6. Eiser heeft ter onderbouwing van zijn stelling dat de auto’s niet door hem werden geleverd geen bewijsstukken overgelegd en ook overigens is daar geen concreet aanknopingspunt voor te vinden in de gedingstukken. Nergens kan uit worden afgeleid dat eiser, zoals hij stelt, geen andere betrokkenheid had dan het door [C B.V.] laten gebruiken van zijn btw-nummer.
7. Het vorenstaande betekent dat verweerder in zoverre terecht de naheffingsaanslag heeft opgelegd. De berekening van de naheffingsaanslag is in zoverre door eiser niet betwist.
8. Eiser heeft aangevoerd dat de facturen die zijn uitgereikt aan [D B.V.] [ [D B.V.] , Hof] deels onbetaald zijn gebleven en dat hij aldus op basis van artikel 29 van de Wet recht heeft op teruggaaf van omzetbelasting. De rechtbank stelt voorop dat alleen sprake kan zijn van een teruggaaf op de voet van artikel 29 van de Wet indien de teruggevraagde belasting eerder op aangiften is voldaan. Vast staat dat eiser de gefactureerde omzetbelasting niet op aangifte heeft voldaan. Ter zitting heeft eiser uiteengezet dat de oninbaarheid van deze factuur reeds vaststond in het eerste kwartaal van 2016 zodat per saldo het niet betaalde bedrag niet op aangifte voldaan hoefde te worden en dus ook niet mag worden nageheven. Eiser heeft echter, wat daar ook van zij, niet aannemelijk gemaakt dat in het eerste kwartaal van 2016 vaststond dat de vordering op [D B.V.] [ [D B.V.] , Hof] niet was betaald en ook onbetaald zou blijven.
9. Uit wat hiervoor is overwogen, volgt dat de verschuldigde belasting voor 2016 de KOR grens overschrijdt zodat de stelling van eiser dat hij recht heeft op een vermindering op basis van de KOR alleen behandeling behoeft voor het jaar 2015. Verweerder heeft er in dit verband terecht op gewezen dat uit een controlerapport dat tot de gedingstukken behoort blijkt dat de aangegeven omzet niet bij de administratie aansluit en dat eiser op grond van de in de administratie aangetroffen facturen te weinig omzetbelasting heeft aangegeven en voldaan. Verweerder heeft terecht gesteld dat eiser reeds daarom niet voldoet aan de wettelijke voorwaarden die gelden voor toepassing van de KOR (zie artikel 25, vierde lid, van de Wet). Er is dus terecht geen vermindering op basis van de KOR verleend.

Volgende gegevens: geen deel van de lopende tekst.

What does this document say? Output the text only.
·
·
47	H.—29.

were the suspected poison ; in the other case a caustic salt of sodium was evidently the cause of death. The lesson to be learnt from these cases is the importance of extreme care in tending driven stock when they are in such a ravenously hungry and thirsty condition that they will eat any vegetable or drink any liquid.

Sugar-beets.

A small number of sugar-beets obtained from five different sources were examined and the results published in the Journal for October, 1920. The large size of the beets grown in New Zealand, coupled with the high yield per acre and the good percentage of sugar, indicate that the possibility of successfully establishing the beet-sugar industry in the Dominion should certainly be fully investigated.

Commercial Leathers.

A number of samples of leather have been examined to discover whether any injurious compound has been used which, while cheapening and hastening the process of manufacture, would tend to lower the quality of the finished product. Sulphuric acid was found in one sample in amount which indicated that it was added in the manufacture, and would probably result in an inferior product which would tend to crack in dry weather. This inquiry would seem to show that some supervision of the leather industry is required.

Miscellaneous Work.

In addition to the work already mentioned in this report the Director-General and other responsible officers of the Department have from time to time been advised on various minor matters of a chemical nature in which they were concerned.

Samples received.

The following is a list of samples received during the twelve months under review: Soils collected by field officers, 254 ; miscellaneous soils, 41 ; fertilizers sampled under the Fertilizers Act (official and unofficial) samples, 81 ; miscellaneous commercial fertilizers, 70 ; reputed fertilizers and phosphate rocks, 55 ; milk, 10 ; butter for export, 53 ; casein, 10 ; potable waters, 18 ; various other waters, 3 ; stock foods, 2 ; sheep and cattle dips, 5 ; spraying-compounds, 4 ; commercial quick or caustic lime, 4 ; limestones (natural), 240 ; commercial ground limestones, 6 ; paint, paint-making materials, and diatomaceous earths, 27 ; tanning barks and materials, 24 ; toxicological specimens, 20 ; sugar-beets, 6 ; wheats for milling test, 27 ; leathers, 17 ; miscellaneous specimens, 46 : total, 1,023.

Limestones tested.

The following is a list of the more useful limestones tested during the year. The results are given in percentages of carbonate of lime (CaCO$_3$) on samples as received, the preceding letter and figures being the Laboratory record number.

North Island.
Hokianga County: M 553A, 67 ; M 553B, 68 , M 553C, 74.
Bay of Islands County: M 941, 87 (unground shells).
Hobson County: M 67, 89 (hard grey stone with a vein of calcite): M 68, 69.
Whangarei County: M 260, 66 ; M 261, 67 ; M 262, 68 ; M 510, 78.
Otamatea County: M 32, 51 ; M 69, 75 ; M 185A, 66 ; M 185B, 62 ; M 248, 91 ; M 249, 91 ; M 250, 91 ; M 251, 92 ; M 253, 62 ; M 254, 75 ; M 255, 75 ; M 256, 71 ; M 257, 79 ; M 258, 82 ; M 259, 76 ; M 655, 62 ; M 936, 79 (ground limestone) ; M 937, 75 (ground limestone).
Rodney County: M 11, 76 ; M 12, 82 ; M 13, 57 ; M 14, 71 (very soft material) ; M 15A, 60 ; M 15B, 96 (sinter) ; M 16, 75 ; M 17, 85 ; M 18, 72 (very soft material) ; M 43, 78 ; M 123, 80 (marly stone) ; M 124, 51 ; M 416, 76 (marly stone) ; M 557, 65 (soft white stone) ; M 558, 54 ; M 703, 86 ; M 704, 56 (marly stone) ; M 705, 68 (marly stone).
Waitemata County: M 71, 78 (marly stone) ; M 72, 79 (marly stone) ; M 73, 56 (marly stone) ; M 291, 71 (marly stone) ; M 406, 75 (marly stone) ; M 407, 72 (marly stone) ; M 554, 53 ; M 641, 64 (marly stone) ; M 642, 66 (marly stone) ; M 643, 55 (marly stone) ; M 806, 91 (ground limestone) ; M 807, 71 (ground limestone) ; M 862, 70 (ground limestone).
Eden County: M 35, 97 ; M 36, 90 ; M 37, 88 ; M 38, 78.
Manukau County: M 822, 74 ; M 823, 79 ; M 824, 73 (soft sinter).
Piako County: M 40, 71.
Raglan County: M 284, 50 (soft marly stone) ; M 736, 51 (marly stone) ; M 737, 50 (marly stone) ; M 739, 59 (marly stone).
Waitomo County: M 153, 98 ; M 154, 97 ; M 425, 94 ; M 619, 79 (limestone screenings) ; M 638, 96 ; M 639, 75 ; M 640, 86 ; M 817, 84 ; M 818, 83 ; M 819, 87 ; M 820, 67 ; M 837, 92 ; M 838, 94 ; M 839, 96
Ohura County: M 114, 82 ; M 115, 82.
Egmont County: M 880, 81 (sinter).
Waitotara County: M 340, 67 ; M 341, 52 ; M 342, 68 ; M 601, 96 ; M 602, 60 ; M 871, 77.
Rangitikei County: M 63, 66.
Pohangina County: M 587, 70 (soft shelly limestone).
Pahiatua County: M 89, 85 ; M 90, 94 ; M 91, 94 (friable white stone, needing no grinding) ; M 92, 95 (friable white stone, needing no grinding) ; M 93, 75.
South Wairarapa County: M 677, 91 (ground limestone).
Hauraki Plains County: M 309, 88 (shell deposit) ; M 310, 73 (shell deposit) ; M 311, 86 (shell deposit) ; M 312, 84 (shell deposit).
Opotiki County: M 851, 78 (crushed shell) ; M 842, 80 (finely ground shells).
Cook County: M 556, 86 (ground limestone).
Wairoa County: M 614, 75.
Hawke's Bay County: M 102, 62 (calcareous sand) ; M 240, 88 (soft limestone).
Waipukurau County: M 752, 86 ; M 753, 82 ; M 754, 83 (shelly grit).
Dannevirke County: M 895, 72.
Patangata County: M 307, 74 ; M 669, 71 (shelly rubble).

10. Op grond van het vorenstaande komt de rechtbank tot het oordeel dat de naheffingsaanslag terecht en niet te hoog is vastgesteld. Hetgeen partijen over en weer hebben aangevoerd over artikel 37 van de Wet behoeft daarom geen behandeling.
11. Nu de rechtbank de naheffingsaanslag in stand laat en eiser tegen de bij die aanslag in rekening gebrachte belastingrente geen afzonderlijke gronden heeft aangevoerd, terwijl de rechtbank ook overigens niet is gebleken dat die rente te hoog of anderszins in strijd met de wettelijke bepalingen is berekend, bestaat geen aanleiding de belastingrente te verminderen. Ook in zoverre is het beroep ongegrond.
(…)”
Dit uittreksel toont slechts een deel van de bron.